Kömmerling Zero Consumption Office Building, Madrid

First prize, two-phase international competition

Concurso
Competition, 1st prize: Project drafting and construction management.

Date
Competition: 2017
Construction: 2019-2022

Location
Camarma de Esteruelas, Madrid.

Direction and authorship / Elena Vilches Álvarez y David Moreno Rangel

Enmedio collaborators / Carlos Moreno Martínez, Juan Pedro González Prieto, Jerónimo Moreno Carmona, Paula Esquivias Fernández, Domingo Galán Caro, Encarna Márquez Garfia

Environmental consultant / Enmedio Studio

Environmental engineering / Alter Technica

Environmental seals / BREEAM and Verde. Passivhaus (in process)

Client / Profine Iberia SA, Unipersonal, Kömmerling

Manager / Zero City Project

Photography / Antonio Bellido (photos 1,4,5), Sheila Domingo (photos 2,3)

EnMedio Studio (David Moreno+Elena Vilches) es el equipo autor de la propuesta ganadora In[Between] para el concurso

EnMedio Studio (David Moreno+Elena Vilches) is the author team of the winning proposal In[Between] for the international Kömmerling competition for projects with two-phase Jury intervention, for the new Kömmerling office headquarters in Camarma de Esteruelas, Madrid . With the call for this competition, this initiative wishes to position itself at the forefront of the design of Zero Consumption Buildings in Spain, anticipating European regulations where all new buildings must be almost zero consumption as of 2020. In this context A challenge is launched with a triple objective that is essential to win: it is necessary to create a new spatial quality environment for workers, materializing in a zero-consumption building of 850-1000m2 at a ‘reasonable’ cost.

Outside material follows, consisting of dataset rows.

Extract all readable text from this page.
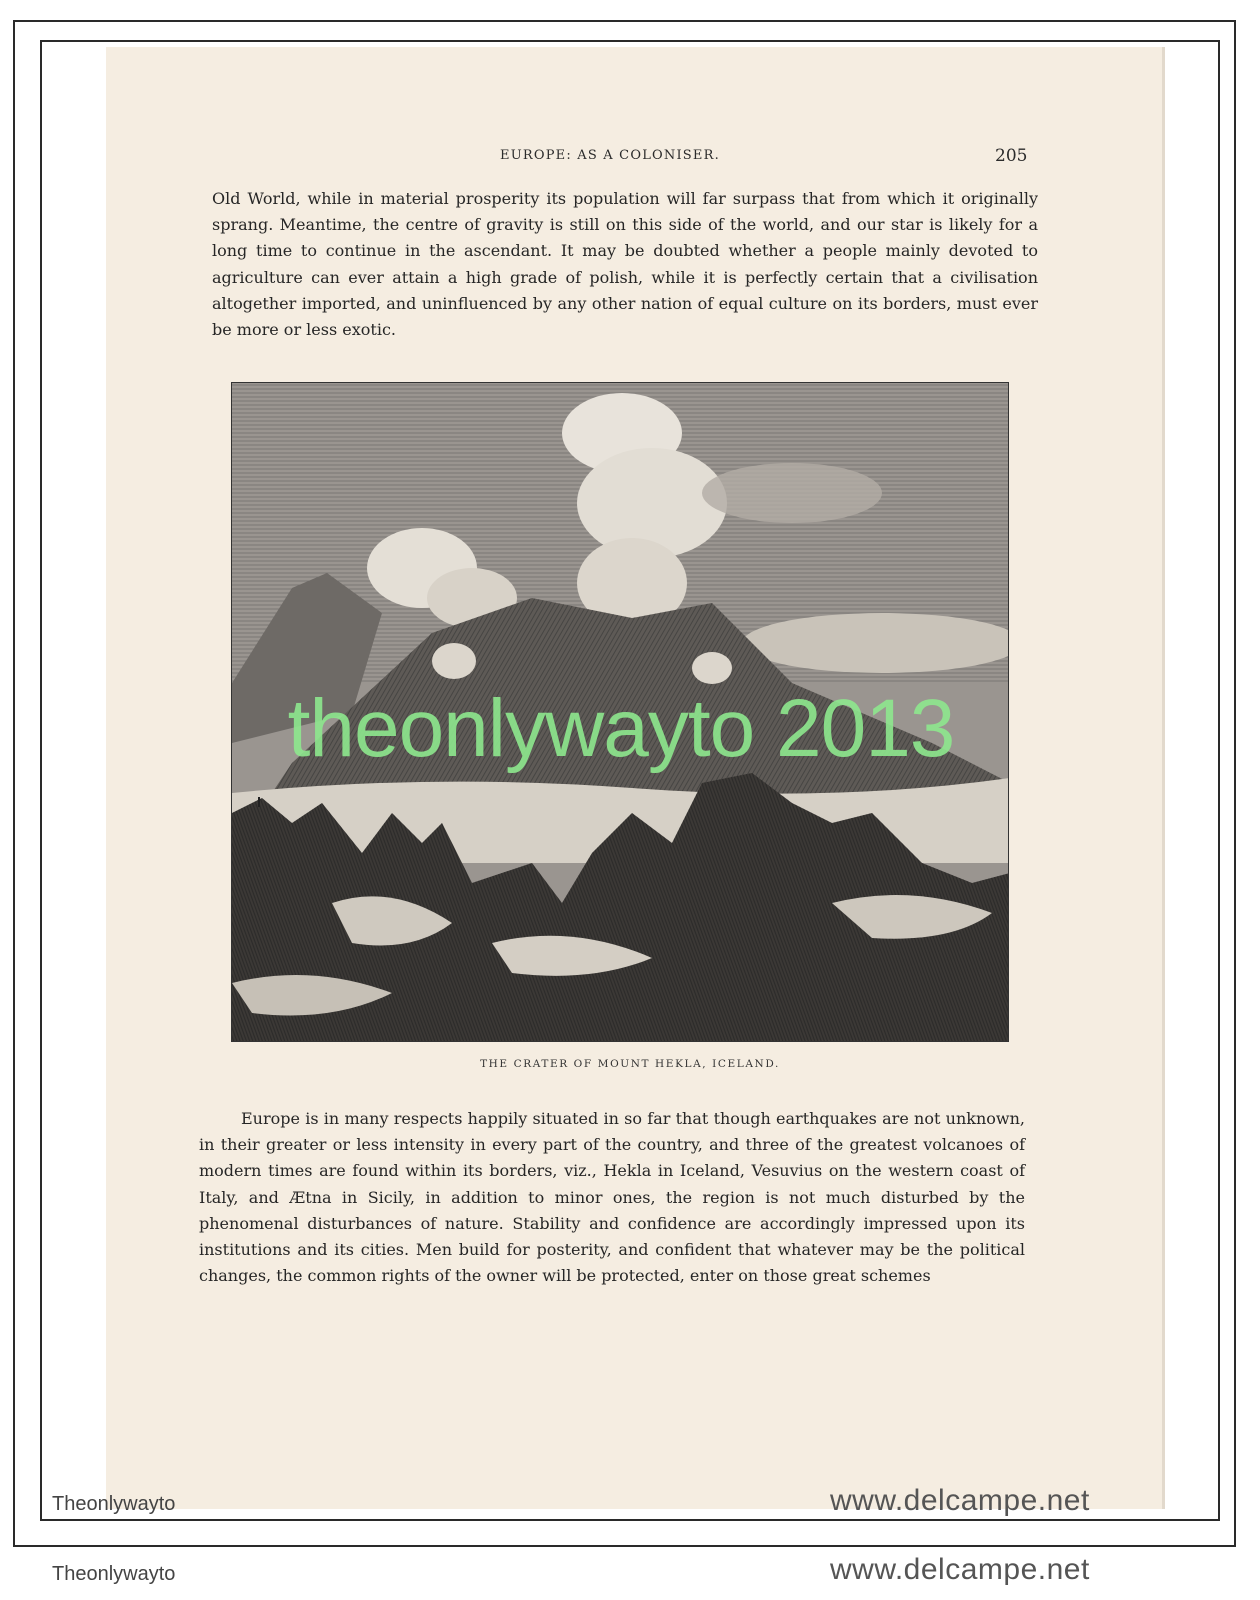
EUROPE: AS A COLONISER.	205

Old World, while in material prosperity its population will far surpass that from which it originally sprang. Meantime, the centre of gravity is still on this side of the world, and our star is likely for a long time to continue in the ascendant. It may be doubted whether a people mainly devoted to agriculture can ever attain a high grade of polish, while it is perfectly certain that a civilisation altogether imported, and uninfluenced by any other nation of equal culture on its borders, must ever be more or less exotic.

THE CRATER OF MOUNT HEKLA, ICELAND.
theonlywayto 2013

Europe is in many respects happily situated in so far that though earthquakes are not unknown, in their greater or less intensity in every part of the country, and three of the greatest volcanoes of modern times are found within its borders, viz., Hekla in Iceland, Vesuvius on the western coast of Italy, and Ætna in Sicily, in addition to minor ones, the region is not much disturbed by the phenomenal disturbances of nature. Stability and confidence are accordingly impressed upon its institutions and its cities. Men build for posterity, and confident that whatever may be the political changes, the common rights of the owner will be protected, enter on those great schemes

Theonlywayto	www.delcampe.net
Theonlywayto	www.delcampe.net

To achieve these objectives, the promoter Kömmerling and ‘Zero City Project’ (ZCp) propose a work methodology that combines legal (IPD contract), management (LEAN construction) and technological (BIM methodology) tools, where the promoter actors , manager, architect and construction agents collaborate from the early design stages to optimize the project from the beginning and minimize future waste with actions that do not add value but do add time and money, due to poor management and lack of foresight.

Proposal:
InBetween proposes two functional bodies (the office space and the showroom) semi-buried and joined together that surround the reception plaza. A rear garden is generated that the workers look at and that helps them forget the industrial context in which the building is inserted.

The descent occurs through the volume of the showroom that leads towards the dining area. The different work neighborhoods are distributed in a comb separated by patios that introduce light, ventilation, and views to the outside, allowing maximum flexibility and interior organization. The informal meetings shelter the workstations and face the south garden, generating a buffer space. The support and service enclosures accompany the circulation spine, adhering to the northern retaining wall, and are isolated to protect workers from noise.

The proposal responds from the early phases of the design to a set of passive strategies that, following the precepts of PassivHaus, help to minimize active heating, cooling and artificial lighting systems. This confirms that the cleanest energy is that which is not consumed. In this way, the established triple is reached, and it is demonstrated that zero-consumption buildings can be made at a reasonable cost that offer spatial quality to the user.